Spoiler alert! Don’t read this if you haven’t finished watching the show.
I recently finished watching the cartoon Avatar: The Legend of Korra, and was pleasantly surprised by a twist at the end: Korra and Asami are in love!
If you don’t know the show, the basic idea is that Korra is the Avatar, the bridge between the human world and the spirit world. Her job is to bring balance to the world and maintain peace. Korra has been spending several years battling villains and trying to find herself, and Asami along with her two other main friends have been helping her along the way.
At the end of the final season, Asami and Korra decide to go to the spirit world for a much-deserved vacation — though I don’t know how much of a vacation they’ll have in the spirit world, seriously, so many scary spirits! — and the last image viewers see is the two of them holding hands, walking towards the portal, and then facing each other, still holding hands, beautiful music in the background. And that’s it.
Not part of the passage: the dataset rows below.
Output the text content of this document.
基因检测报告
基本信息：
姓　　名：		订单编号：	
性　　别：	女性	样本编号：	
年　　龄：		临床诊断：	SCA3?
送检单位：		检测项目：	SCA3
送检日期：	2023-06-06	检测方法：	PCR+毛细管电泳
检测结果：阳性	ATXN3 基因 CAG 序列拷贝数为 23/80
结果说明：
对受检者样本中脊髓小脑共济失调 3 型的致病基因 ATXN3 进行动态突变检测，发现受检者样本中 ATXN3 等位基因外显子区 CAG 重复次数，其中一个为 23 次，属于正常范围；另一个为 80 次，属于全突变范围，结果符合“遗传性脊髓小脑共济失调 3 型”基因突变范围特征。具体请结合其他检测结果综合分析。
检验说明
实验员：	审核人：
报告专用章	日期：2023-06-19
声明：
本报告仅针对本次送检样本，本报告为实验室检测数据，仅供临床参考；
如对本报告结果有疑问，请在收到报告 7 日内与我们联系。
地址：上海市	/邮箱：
Right at the very end, you see it, and then it’s over. It’s really quite beautiful. It’s a little ambiguous, and you could probably argue that it was just a friendly image, no attraction at all between the characters. But the way that they hold hands, enter, and face each other implies otherwise to me.
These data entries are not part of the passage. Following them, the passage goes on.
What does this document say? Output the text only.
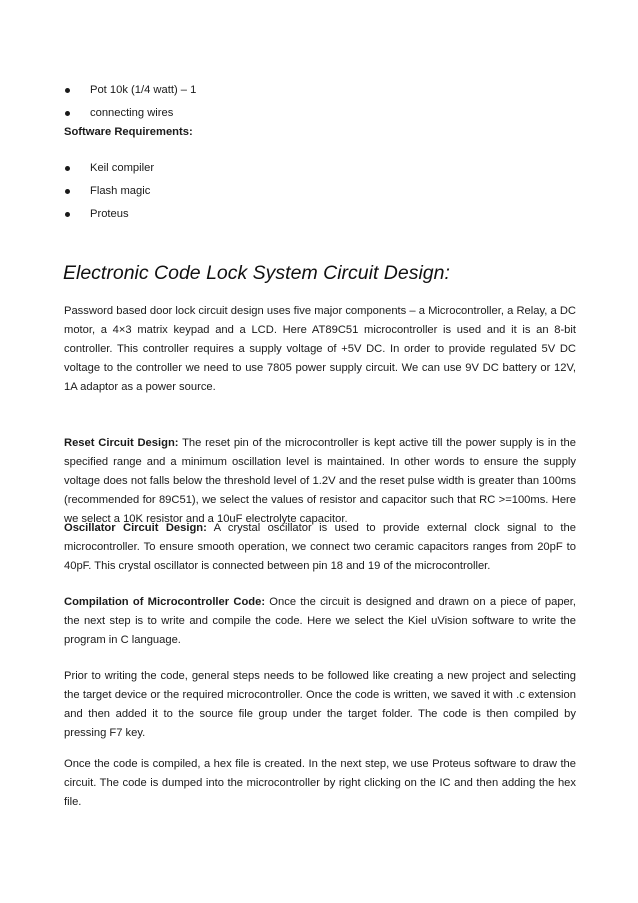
Pot 10k (1/4 watt) – 1
connecting wires
Software Requirements:
Keil compiler
Flash magic
Proteus
Electronic Code Lock System Circuit Design:

Password based door lock circuit design uses five major components – a Microcontroller, a Relay, a DC motor, a 4×3 matrix keypad and a LCD. Here AT89C51 microcontroller is used and it is an 8-bit controller. This controller requires a supply voltage of +5V DC. In order to provide regulated 5V DC voltage to the controller we need to use 7805 power supply circuit. We can use 9V DC battery or 12V, 1A adaptor as a power source.

Reset Circuit Design: The reset pin of the microcontroller is kept active till the power supply is in the specified range and a minimum oscillation level is maintained. In other words to ensure the supply voltage does not falls below the threshold level of 1.2V and the reset pulse width is greater than 100ms (recommended for 89C51), we select the values of resistor and capacitor such that RC >=100ms. Here we select a 10K resistor and a 10uF electrolyte capacitor.

Oscillator Circuit Design: A crystal oscillator is used to provide external clock signal to the microcontroller. To ensure smooth operation, we connect two ceramic capacitors ranges from 20pF to 40pF. This crystal oscillator is connected between pin 18 and 19 of the microcontroller.

Compilation of Microcontroller Code: Once the circuit is designed and drawn on a piece of paper, the next step is to write and compile the code. Here we select the Kiel uVision software to write the program in C language.

Prior to writing the code, general steps needs to be followed like creating a new project and selecting the target device or the required microcontroller. Once the code is written, we saved it with .c extension and then added it to the source file group under the target folder. The code is then compiled by pressing F7 key.

Once the code is compiled, a hex file is created. In the next step, we use Proteus software to draw the circuit. The code is dumped into the microcontroller by right clicking on the IC and then adding the hex file.
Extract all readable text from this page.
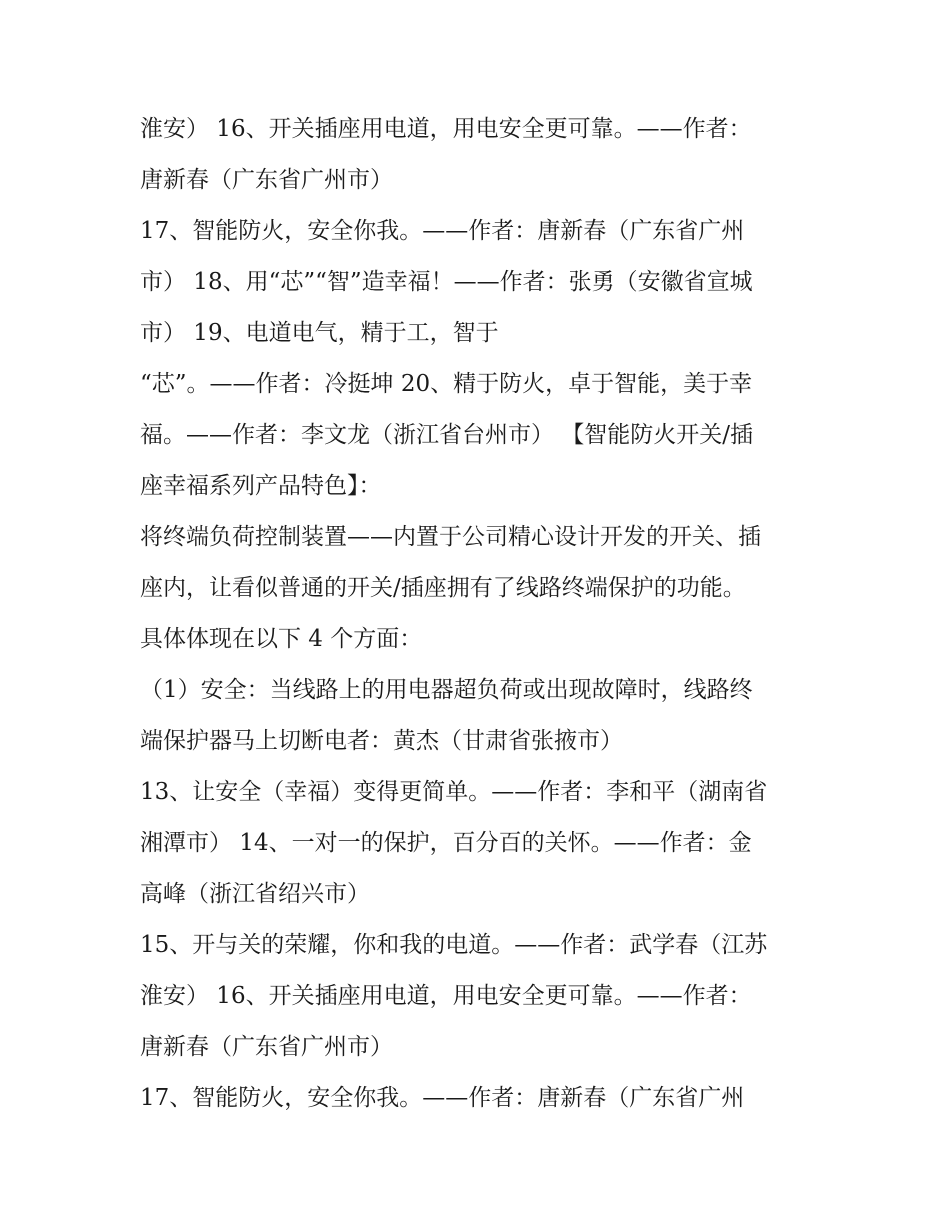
淮安） 16、开关插座用电道，用电安全更可靠。——作者：
唐新春（广东省广州市）
17、智能防火，安全你我。——作者：唐新春（广东省广州
市） 18、用“芯”“智”造幸福！——作者：张勇（安徽省宣城
市） 19、电道电气，精于工，智于
“芯”。——作者：冷挺坤 20、精于防火，卓于智能，美于幸
福。——作者：李文龙（浙江省台州市） 【智能防火开关/插
座幸福系列产品特色】：
将终端负荷控制装置——内置于公司精心设计开发的开关、插
座内，让看似普通的开关/插座拥有了线路终端保护的功能。
具体体现在以下 4 个方面：
（1）安全：当线路上的用电器超负荷或出现故障时，线路终
端保护器马上切断电者：黄杰（甘肃省张掖市）
13、让安全（幸福）变得更简单。——作者：李和平（湖南省
湘潭市） 14、一对一的保护，百分百的关怀。——作者：金
高峰（浙江省绍兴市）
15、开与关的荣耀，你和我的电道。——作者：武学春（江苏
淮安） 16、开关插座用电道，用电安全更可靠。——作者：
唐新春（广东省广州市）
17、智能防火，安全你我。——作者：唐新春（广东省广州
The reason this surprised me isn’t because of the plot, although there was some surprise there, but more because bisexuality now exists in an American cartoon. I don’t know that many cartoons, so maybe it’s not the first, but I had never seen it before. This is such a fantastic, important development in American cartoons!
The best part is it just kind of happens, and there is no dramatization or announcement about it at all. They’re just bisexual, and it’s no big deal! This is so wonderful to see in an American cartoon for children. I have to say, when I saw it, I was really happy with it! Not just for the characters — which I am — but also for the societal meaning behind it.
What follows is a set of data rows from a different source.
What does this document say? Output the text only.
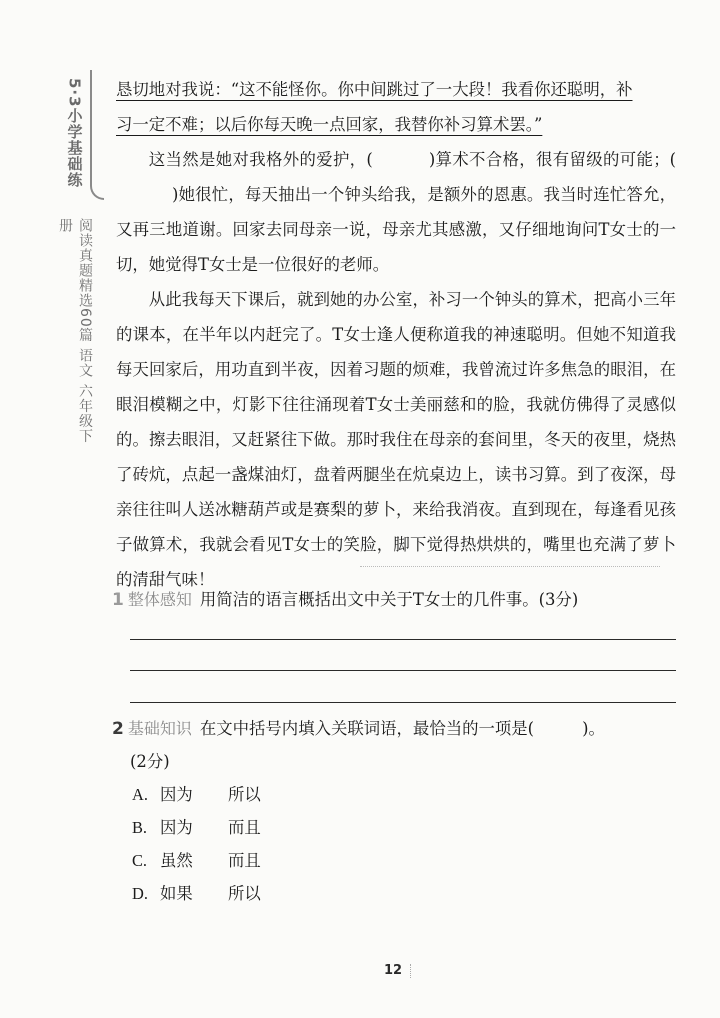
5·3小学基础练
阅读真题精选60篇 语文 六年级下册

恳切地对我说：“这不能怪你。你中间跳过了一大段！我看你还聪明，补

习一定不难；以后你每天晚一点回家，我替你补习算术罢。”

这当然是她对我格外的爱护，(	)算术不合格，很有留级的可能；()她很忙，每天抽出一个钟头给我，是额外的恩惠。我当时连忙答允，又再三地道谢。回家去同母亲一说，母亲尤其感激，又仔细地询问T女士的一切，她觉得T女士是一位很好的老师。

从此我每天下课后，就到她的办公室，补习一个钟头的算术，把高小三年的课本，在半年以内赶完了。T女士逢人便称道我的神速聪明。但她不知道我每天回家后，用功直到半夜，因着习题的烦难，我曾流过许多焦急的眼泪，在眼泪模糊之中，灯影下往往涌现着T女士美丽慈和的脸，我就仿佛得了灵感似的。擦去眼泪，又赶紧往下做。那时我住在母亲的套间里，冬天的夜里，烧热了砖炕，点起一盏煤油灯，盘着两腿坐在炕桌边上，读书习算。到了夜深，母亲往往叫人送冰糖葫芦或是赛梨的萝卜，来给我消夜。直到现在，每逢看见孩子做算术，我就会看见T女士的笑脸，脚下觉得热烘烘的，嘴里也充满了萝卜的清甜气味！

1 整体感知 用简洁的语言概括出文中关于T女士的几件事。(3分)
2 基础知识 在文中括号内填入关联词语，最恰当的一项是(	)。
(2分)
A. 因为	所以
B. 因为	而且
C. 虽然	而且
D. 如果	所以
12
I’ve written before about how bisexuality isn’t truly accepted. Even in movies and television, it’s not really addressed — you might see a gay or lesbian relationship, but I struggle to think of even one bisexual relationship on the screen. How amazing is it that the first one I see is in a kids’ cartoon?! And the fact that it’s not even addressed at all within the story is wonderful too. It’s exactly like it should be: it doesn’t matter.
A lot of the time when gay or lesbian relationships are on television or in movies, it’s the focus of the story, it’s highly sexualized, it’s “the gay friend,” or it’s an important event. It’s never just a natural part, an unimportant element the same way that heterosexuality is in most movies and television: Mako and Korra as a couple doesn’t surprise, and neither does Mako and Asami. But Korra and Asami do, because it’s not a heterosexual relationship.
However, it isn’t meant to surprise viewers! It’s never mentioned that Korra and Asami are bisexual, but it’s never mentioned that Mako is straight either. Why? Because it’s not a big deal! It’s not the focus, and it doesn’t matter. Exactly like in real life!
I really think more shows need to do this. I mean, it may be kind of an important plot point, but it’s totally normalized. and that’s what needs to happen in cartoon shows, especially for kids — anyone who knows anything about this stuff knows that confusion about sexuality starts at a young age, the age that (most) kids watch cartoons. It’s the perfect time to show kids it does not matter who they love. Big screen movies could use this change too — it’s slowly happening, but Hollywood can do better. And like I say, bisexuality still hasn’t been normalized in the mainstream entertainment industry.
Still, isn’t it great that it has happened somewhere?
Edit: If you like the idea of this show, you should try Avatar: The Last Airbender as well! It’s another progressive show, less about sexuality but very feminist. One of the main characters is a girl who calls her brother out on treating women like they have only one role, cannot fight, and are not strong. Happens in the first episode. It’s really good!